After learning all about the joys of wading through the slop on the softer mud-banks last year, I had my fingers firmly crossed that I wouldn’t get one of the tougher areas this time around. Interestingly, I had absolutely no feelings of guilt when I was handed a map for a known easy-bit!
So what do we do with the data?
As a highly protected part of our natural environment, we have a duty to ensure that we manage activities within the estuary.
This, in part, includes making sure there’s enough food for protected over-wintering birds such as oyster catcher and knott. As it happens, cockles are the favourite food of oyster catchers.

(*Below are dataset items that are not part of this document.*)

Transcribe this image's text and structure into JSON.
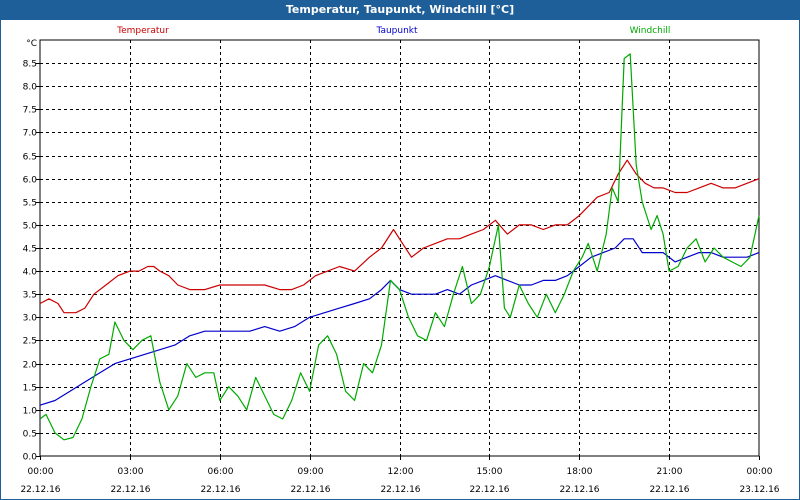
{
  "window": {
    "title": "Temperatur, Taupunkt, Windchill [°C]"
  },
  "chart_data": {
    "type": "line",
    "title": "Temperatur, Taupunkt, Windchill [°C]",
    "ylabel": "°C",
    "ylim": [
      0.0,
      9.0
    ],
    "yticks": [
      "0.0",
      "0.5",
      "1.0",
      "1.5",
      "2.0",
      "2.5",
      "3.0",
      "3.5",
      "4.0",
      "4.5",
      "5.0",
      "5.5",
      "6.0",
      "6.5",
      "7.0",
      "7.5",
      "8.0",
      "8.5"
    ],
    "xlim_hours": [
      0,
      24
    ],
    "xticks": [
      {
        "hour": 0,
        "time": "00:00",
        "date": "22.12.16"
      },
      {
        "hour": 3,
        "time": "03:00",
        "date": "22.12.16"
      },
      {
        "hour": 6,
        "time": "06:00",
        "date": "22.12.16"
      },
      {
        "hour": 9,
        "time": "09:00",
        "date": "22.12.16"
      },
      {
        "hour": 12,
        "time": "12:00",
        "date": "22.12.16"
      },
      {
        "hour": 15,
        "time": "15:00",
        "date": "22.12.16"
      },
      {
        "hour": 18,
        "time": "18:00",
        "date": "22.12.16"
      },
      {
        "hour": 21,
        "time": "21:00",
        "date": "22.12.16"
      },
      {
        "hour": 24,
        "time": "00:00",
        "date": "23.12.16"
      }
    ],
    "grid": true,
    "legend_position": "top",
    "series": [
      {
        "name": "Temperatur",
        "color": "#cc0000",
        "points": [
          [
            0,
            3.3
          ],
          [
            0.3,
            3.4
          ],
          [
            0.6,
            3.3
          ],
          [
            0.8,
            3.1
          ],
          [
            1.2,
            3.1
          ],
          [
            1.5,
            3.2
          ],
          [
            1.8,
            3.5
          ],
          [
            2.2,
            3.7
          ],
          [
            2.6,
            3.9
          ],
          [
            3.0,
            4.0
          ],
          [
            3.3,
            4.0
          ],
          [
            3.6,
            4.1
          ],
          [
            3.8,
            4.1
          ],
          [
            4.0,
            4.0
          ],
          [
            4.3,
            3.9
          ],
          [
            4.6,
            3.7
          ],
          [
            5.0,
            3.6
          ],
          [
            5.5,
            3.6
          ],
          [
            6.0,
            3.7
          ],
          [
            6.5,
            3.7
          ],
          [
            7.0,
            3.7
          ],
          [
            7.5,
            3.7
          ],
          [
            8.0,
            3.6
          ],
          [
            8.4,
            3.6
          ],
          [
            8.8,
            3.7
          ],
          [
            9.2,
            3.9
          ],
          [
            9.6,
            4.0
          ],
          [
            10.0,
            4.1
          ],
          [
            10.5,
            4.0
          ],
          [
            11.0,
            4.3
          ],
          [
            11.4,
            4.5
          ],
          [
            11.8,
            4.9
          ],
          [
            12.1,
            4.6
          ],
          [
            12.4,
            4.3
          ],
          [
            12.8,
            4.5
          ],
          [
            13.2,
            4.6
          ],
          [
            13.6,
            4.7
          ],
          [
            14.0,
            4.7
          ],
          [
            14.4,
            4.8
          ],
          [
            14.8,
            4.9
          ],
          [
            15.2,
            5.1
          ],
          [
            15.6,
            4.8
          ],
          [
            16.0,
            5.0
          ],
          [
            16.4,
            5.0
          ],
          [
            16.8,
            4.9
          ],
          [
            17.2,
            5.0
          ],
          [
            17.6,
            5.0
          ],
          [
            18.0,
            5.2
          ],
          [
            18.3,
            5.4
          ],
          [
            18.6,
            5.6
          ],
          [
            19.0,
            5.7
          ],
          [
            19.3,
            6.1
          ],
          [
            19.6,
            6.4
          ],
          [
            19.9,
            6.1
          ],
          [
            20.2,
            5.9
          ],
          [
            20.5,
            5.8
          ],
          [
            20.8,
            5.8
          ],
          [
            21.2,
            5.7
          ],
          [
            21.6,
            5.7
          ],
          [
            22.0,
            5.8
          ],
          [
            22.4,
            5.9
          ],
          [
            22.8,
            5.8
          ],
          [
            23.2,
            5.8
          ],
          [
            23.6,
            5.9
          ],
          [
            24.0,
            6.0
          ]
        ]
      },
      {
        "name": "Taupunkt",
        "color": "#0000cc",
        "points": [
          [
            0,
            1.1
          ],
          [
            0.5,
            1.2
          ],
          [
            1.0,
            1.4
          ],
          [
            1.5,
            1.6
          ],
          [
            2.0,
            1.8
          ],
          [
            2.5,
            2.0
          ],
          [
            3.0,
            2.1
          ],
          [
            3.5,
            2.2
          ],
          [
            4.0,
            2.3
          ],
          [
            4.5,
            2.4
          ],
          [
            5.0,
            2.6
          ],
          [
            5.5,
            2.7
          ],
          [
            6.0,
            2.7
          ],
          [
            6.5,
            2.7
          ],
          [
            7.0,
            2.7
          ],
          [
            7.5,
            2.8
          ],
          [
            8.0,
            2.7
          ],
          [
            8.5,
            2.8
          ],
          [
            9.0,
            3.0
          ],
          [
            9.5,
            3.1
          ],
          [
            10.0,
            3.2
          ],
          [
            10.5,
            3.3
          ],
          [
            11.0,
            3.4
          ],
          [
            11.4,
            3.6
          ],
          [
            11.7,
            3.8
          ],
          [
            12.0,
            3.6
          ],
          [
            12.4,
            3.5
          ],
          [
            12.8,
            3.5
          ],
          [
            13.2,
            3.5
          ],
          [
            13.6,
            3.6
          ],
          [
            14.0,
            3.5
          ],
          [
            14.4,
            3.7
          ],
          [
            14.8,
            3.8
          ],
          [
            15.2,
            3.9
          ],
          [
            15.6,
            3.8
          ],
          [
            16.0,
            3.7
          ],
          [
            16.4,
            3.7
          ],
          [
            16.8,
            3.8
          ],
          [
            17.2,
            3.8
          ],
          [
            17.6,
            3.9
          ],
          [
            18.0,
            4.1
          ],
          [
            18.4,
            4.3
          ],
          [
            18.8,
            4.4
          ],
          [
            19.2,
            4.5
          ],
          [
            19.5,
            4.7
          ],
          [
            19.8,
            4.7
          ],
          [
            20.1,
            4.4
          ],
          [
            20.4,
            4.4
          ],
          [
            20.8,
            4.4
          ],
          [
            21.2,
            4.2
          ],
          [
            21.6,
            4.3
          ],
          [
            22.0,
            4.4
          ],
          [
            22.4,
            4.4
          ],
          [
            22.8,
            4.3
          ],
          [
            23.2,
            4.3
          ],
          [
            23.6,
            4.3
          ],
          [
            24.0,
            4.4
          ]
        ]
      },
      {
        "name": "Windchill",
        "color": "#00aa00",
        "points": [
          [
            0,
            0.8
          ],
          [
            0.2,
            0.9
          ],
          [
            0.5,
            0.5
          ],
          [
            0.8,
            0.35
          ],
          [
            1.1,
            0.4
          ],
          [
            1.4,
            0.8
          ],
          [
            1.7,
            1.5
          ],
          [
            2.0,
            2.1
          ],
          [
            2.3,
            2.2
          ],
          [
            2.5,
            2.9
          ],
          [
            2.8,
            2.5
          ],
          [
            3.1,
            2.3
          ],
          [
            3.4,
            2.5
          ],
          [
            3.7,
            2.6
          ],
          [
            4.0,
            1.6
          ],
          [
            4.3,
            1.0
          ],
          [
            4.6,
            1.3
          ],
          [
            4.9,
            2.0
          ],
          [
            5.2,
            1.7
          ],
          [
            5.5,
            1.8
          ],
          [
            5.8,
            1.8
          ],
          [
            6.0,
            1.2
          ],
          [
            6.3,
            1.5
          ],
          [
            6.6,
            1.3
          ],
          [
            6.9,
            1.0
          ],
          [
            7.2,
            1.7
          ],
          [
            7.5,
            1.3
          ],
          [
            7.8,
            0.9
          ],
          [
            8.1,
            0.8
          ],
          [
            8.4,
            1.2
          ],
          [
            8.7,
            1.8
          ],
          [
            9.0,
            1.4
          ],
          [
            9.3,
            2.4
          ],
          [
            9.6,
            2.6
          ],
          [
            9.9,
            2.2
          ],
          [
            10.2,
            1.4
          ],
          [
            10.5,
            1.2
          ],
          [
            10.8,
            2.0
          ],
          [
            11.1,
            1.8
          ],
          [
            11.4,
            2.4
          ],
          [
            11.7,
            3.8
          ],
          [
            12.0,
            3.6
          ],
          [
            12.3,
            3.0
          ],
          [
            12.6,
            2.6
          ],
          [
            12.9,
            2.5
          ],
          [
            13.2,
            3.1
          ],
          [
            13.5,
            2.8
          ],
          [
            13.8,
            3.5
          ],
          [
            14.1,
            4.1
          ],
          [
            14.4,
            3.3
          ],
          [
            14.7,
            3.5
          ],
          [
            15.0,
            4.1
          ],
          [
            15.3,
            5.0
          ],
          [
            15.5,
            3.2
          ],
          [
            15.7,
            3.0
          ],
          [
            16.0,
            3.7
          ],
          [
            16.3,
            3.3
          ],
          [
            16.6,
            3.0
          ],
          [
            16.9,
            3.5
          ],
          [
            17.2,
            3.1
          ],
          [
            17.5,
            3.5
          ],
          [
            17.8,
            4.0
          ],
          [
            18.1,
            4.3
          ],
          [
            18.3,
            4.6
          ],
          [
            18.6,
            4.0
          ],
          [
            18.9,
            4.8
          ],
          [
            19.1,
            5.8
          ],
          [
            19.3,
            5.5
          ],
          [
            19.5,
            8.6
          ],
          [
            19.7,
            8.7
          ],
          [
            19.9,
            6.3
          ],
          [
            20.1,
            5.5
          ],
          [
            20.4,
            4.9
          ],
          [
            20.6,
            5.2
          ],
          [
            20.8,
            4.8
          ],
          [
            21.0,
            4.0
          ],
          [
            21.3,
            4.1
          ],
          [
            21.6,
            4.5
          ],
          [
            21.9,
            4.7
          ],
          [
            22.2,
            4.2
          ],
          [
            22.5,
            4.5
          ],
          [
            22.8,
            4.3
          ],
          [
            23.1,
            4.2
          ],
          [
            23.4,
            4.1
          ],
          [
            23.7,
            4.3
          ],
          [
            24.0,
            5.2
          ]
        ]
      }
    ]
  }
}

We use growth models to calculate the amount of cockle that will be available to the birds to eat over the winter. After leaving sufficient behind for the birds, accounting for the need to protect next year’s breeding stock and through understanding the needs of our local fishermen, we can develop a pattern of harvesting that is sustainable.

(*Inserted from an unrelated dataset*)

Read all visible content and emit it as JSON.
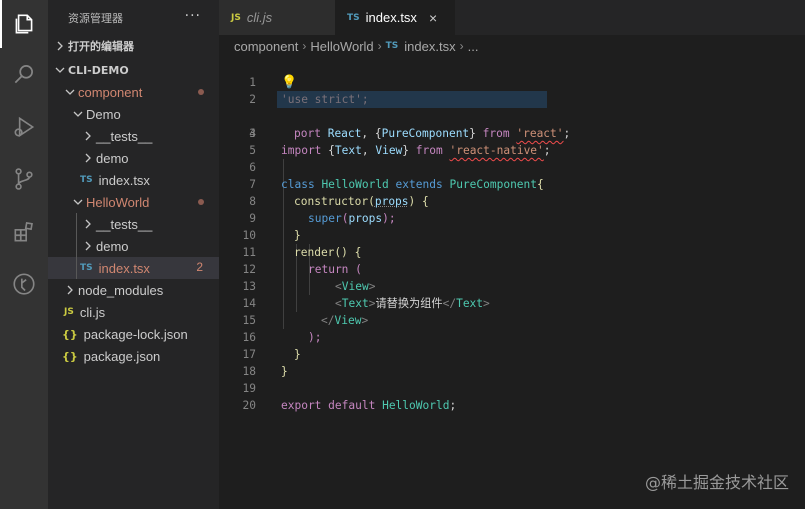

There is of course Mother Nature to contend with and she tends to throw up all sorts of unexpected challenges that can make a mockery of our finest models and plans. That’s where our field-scientists and data experts come back into play with the autumn surveys. Happily, the last 11 years of data suggest we seem to be getting it right. Once the numbers are in, we can open the fishery for commercial harvesting that forms such an important part of our local culture and heritage on the estuary.
Partnership working
Managing and regulating the fishery relies on the input of many dedicated people, both internal and external to NRW. Although coordination for most of the work needed to support the fishery appears to come from the Dee Cockle Fishery’s Management Team, without the contribution from the fishermen, ecologists, field scientists, enforcement teams, legal teams, technical specialists, and policy advisers (to name only a few), the fishery could not operate sustainably.
As a case-study for collaborative working, the Dee Estuary cockle fishery stands out as a strong example of successful partnership working to deliver the sustainable management of natural resources.
None of us work in isolation, and it’s our colleagues at the sharp-end who are the real unsung heroes of the cockle fishery on the Dee.